14.1.05

La guérilla anti-américains cible les partis politiques irakiens

Renaud Girard
[14 janvier 2005]

Destinée à faire échouer des élections générales prévues pour le 30 janvier, la stratégie de terreur des groupes islamistes clandestins anti-américains en Irak connaît un nouveau tournant. Après s'être attaqué aux employés de la Commission électorale indépendante mise en place par le gouvernement pro-américain d'Iyad Allaoui, les terroristes — qui s'attribuent de plus en plus souvent le titre flatteur de moudjahidins comme dans l'Afghanistan des années 80 — ont ouvert leur champ d'action et s'en prennent désormais aux militants politiques de tous bords.
Un militant du Parti communiste irakien, Mouayad Sami, a été assassiné hier, devant sa maison, par un commando de tueurs armés, près de la ville de Baaqouba (60 km au nord-est de Bagdad). Il s'agit du troisième membre du Parti communiste tué par des hommes armés en près de trois semaines. Le 5 janvier dernier, un dirigeant du parti, Hadi Saleh, a été retrouvé mort à Bagdad. Il avait été étranglé, les yeux bandés et les mains liées par un fil de fer. Cette macabre mise en scène avait un but évident : inspirer la terreur à tous les citoyens irakiens désireux de participer au processus d'instauration de la démocratie dans le pays. Le Parti communiste irakien n'a jamais été particulièrement pro-américain, mais, après la chute du régime de Saddam Hussein en avril 2003, ses dirigeants ont décidé de jouer le jeu des élections.
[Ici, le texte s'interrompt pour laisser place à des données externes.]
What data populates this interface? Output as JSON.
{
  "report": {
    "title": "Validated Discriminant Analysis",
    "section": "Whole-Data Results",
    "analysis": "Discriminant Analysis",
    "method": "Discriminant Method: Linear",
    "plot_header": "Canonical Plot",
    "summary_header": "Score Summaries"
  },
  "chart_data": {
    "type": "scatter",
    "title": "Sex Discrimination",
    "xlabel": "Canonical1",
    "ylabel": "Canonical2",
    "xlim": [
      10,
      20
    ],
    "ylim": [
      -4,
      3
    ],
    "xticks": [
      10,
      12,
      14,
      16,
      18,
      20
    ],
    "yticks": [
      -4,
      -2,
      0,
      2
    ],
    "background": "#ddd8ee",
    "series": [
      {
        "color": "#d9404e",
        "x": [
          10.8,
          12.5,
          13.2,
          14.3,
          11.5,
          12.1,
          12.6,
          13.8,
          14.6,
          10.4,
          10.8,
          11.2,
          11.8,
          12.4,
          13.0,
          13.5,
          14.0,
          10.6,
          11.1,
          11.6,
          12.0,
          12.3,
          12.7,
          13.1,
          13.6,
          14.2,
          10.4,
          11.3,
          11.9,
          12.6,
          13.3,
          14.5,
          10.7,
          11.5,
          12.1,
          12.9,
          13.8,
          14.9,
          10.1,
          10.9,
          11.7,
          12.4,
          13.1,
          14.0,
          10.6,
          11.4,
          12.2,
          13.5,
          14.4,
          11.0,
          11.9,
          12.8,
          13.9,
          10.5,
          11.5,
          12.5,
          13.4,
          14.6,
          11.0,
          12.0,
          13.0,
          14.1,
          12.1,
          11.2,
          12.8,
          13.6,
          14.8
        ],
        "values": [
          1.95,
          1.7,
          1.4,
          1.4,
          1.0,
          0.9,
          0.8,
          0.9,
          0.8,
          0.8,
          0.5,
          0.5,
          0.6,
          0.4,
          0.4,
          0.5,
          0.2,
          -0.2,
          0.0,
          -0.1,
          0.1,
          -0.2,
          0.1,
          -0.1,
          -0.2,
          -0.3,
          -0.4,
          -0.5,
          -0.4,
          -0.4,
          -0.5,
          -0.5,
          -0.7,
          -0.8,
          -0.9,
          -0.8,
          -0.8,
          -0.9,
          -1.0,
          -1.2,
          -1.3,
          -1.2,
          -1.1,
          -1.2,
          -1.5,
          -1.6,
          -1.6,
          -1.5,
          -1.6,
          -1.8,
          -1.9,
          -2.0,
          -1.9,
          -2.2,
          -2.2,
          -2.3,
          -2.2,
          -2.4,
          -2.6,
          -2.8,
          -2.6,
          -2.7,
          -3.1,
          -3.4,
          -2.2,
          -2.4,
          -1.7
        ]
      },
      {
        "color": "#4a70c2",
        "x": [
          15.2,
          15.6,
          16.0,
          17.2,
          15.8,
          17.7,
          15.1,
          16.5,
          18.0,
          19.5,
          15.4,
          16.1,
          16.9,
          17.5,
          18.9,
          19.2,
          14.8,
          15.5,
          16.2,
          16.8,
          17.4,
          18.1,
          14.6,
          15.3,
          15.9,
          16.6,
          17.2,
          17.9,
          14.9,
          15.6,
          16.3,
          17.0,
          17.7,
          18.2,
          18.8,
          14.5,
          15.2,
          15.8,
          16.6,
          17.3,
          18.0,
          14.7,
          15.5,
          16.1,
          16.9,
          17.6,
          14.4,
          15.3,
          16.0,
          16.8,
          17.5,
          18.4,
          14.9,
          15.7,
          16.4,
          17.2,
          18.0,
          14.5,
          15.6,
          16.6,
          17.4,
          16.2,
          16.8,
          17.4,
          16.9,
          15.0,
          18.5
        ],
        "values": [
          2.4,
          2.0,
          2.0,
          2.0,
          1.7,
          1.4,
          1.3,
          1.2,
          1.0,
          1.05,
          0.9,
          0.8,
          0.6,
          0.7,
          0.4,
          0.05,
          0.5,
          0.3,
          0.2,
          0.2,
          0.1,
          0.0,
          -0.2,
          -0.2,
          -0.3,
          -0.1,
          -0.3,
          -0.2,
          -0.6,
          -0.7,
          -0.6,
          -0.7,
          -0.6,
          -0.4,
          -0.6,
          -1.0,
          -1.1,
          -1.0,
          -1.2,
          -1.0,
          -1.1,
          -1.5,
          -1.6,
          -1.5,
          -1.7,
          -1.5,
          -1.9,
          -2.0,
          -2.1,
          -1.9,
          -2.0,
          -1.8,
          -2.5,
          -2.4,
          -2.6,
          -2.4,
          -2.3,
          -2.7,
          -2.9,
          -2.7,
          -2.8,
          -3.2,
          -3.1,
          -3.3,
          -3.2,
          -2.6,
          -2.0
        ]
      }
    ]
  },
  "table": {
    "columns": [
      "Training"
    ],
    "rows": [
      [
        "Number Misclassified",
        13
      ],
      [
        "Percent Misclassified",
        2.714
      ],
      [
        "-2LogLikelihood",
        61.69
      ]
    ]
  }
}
Ces dernières doivent désigner, à la proportionnelle intégrale, une Assemblée nationale transitoire de 275 députés, aux pouvoirs à la fois constituants, législatifs et de désignation d'un nouvel exécutif.
Par ailleurs, le cheikh Mahmoud al-Madahaïni, un représentant du grand ayatollah chiite Ali Sistani, ainsi que son fils et quatre gardes du corps, ont été assassinés mercredi soir au sud de Bagdad. Les six hommes ont été tués alors qu'ils rentraient de la prière du soir à Salman Pak, une bourgade située à une dizaine de kilomètres au sud-est de Bagdad. Salman Pak, ville à majorité sunnite, qui se trouve sur l'autoroute menant à Kout, dans le sud de l'Irak, est une zone connue de non-droit, où des hommes armés pratiquent régulièrement des enlèvements et volent des cargaisons.
Le grand ayatollah Sistani est le principal leader politico-religieux de la communauté chiite irakienne (60 % de la population du pays). Le vieux théologien jouit d'un tel prestige que son portrait se trouve dans la grande majorité des foyers chiites irakiens. La liste de coalition qu'il soutient risque de sortir grand vainqueur des élections. Bien qu'il n'ait pas approuvé l'intervention militaire de mars 2003 des Etats-Unis contre son pays, l'ayatollah Sistani s'est toujours gardé d'appeler au djihad contre les forces d'occupation.
Dans un troisième incident, sept Irakiens ont été tués et un entrepreneur turc a été enlevé hier par un groupe de dix hommes armés, en plein centre de Bagdad. C'est une nouvelle preuve de l'inefficacité de la police irakienne, dont le pouvoir de dissuasion est nul face à des commandos islamistes déterminés. Quant aux soldats américains, ils sortent le moins possible de leurs casernes fortifiées, tant le Pentagone tient à limiter les pertes humaines américaines. Du temps de Saddam Hussein, Bagdad était quadrillé par des permanences du parti Baas, en charge de la propagande mais aussi de la police de proximité. En dissolvant le parti en mai 2003, la nouvelle administration américaine a privé le pays d'une structure policière, dont le manque aujourd'hui est particulièrement criant.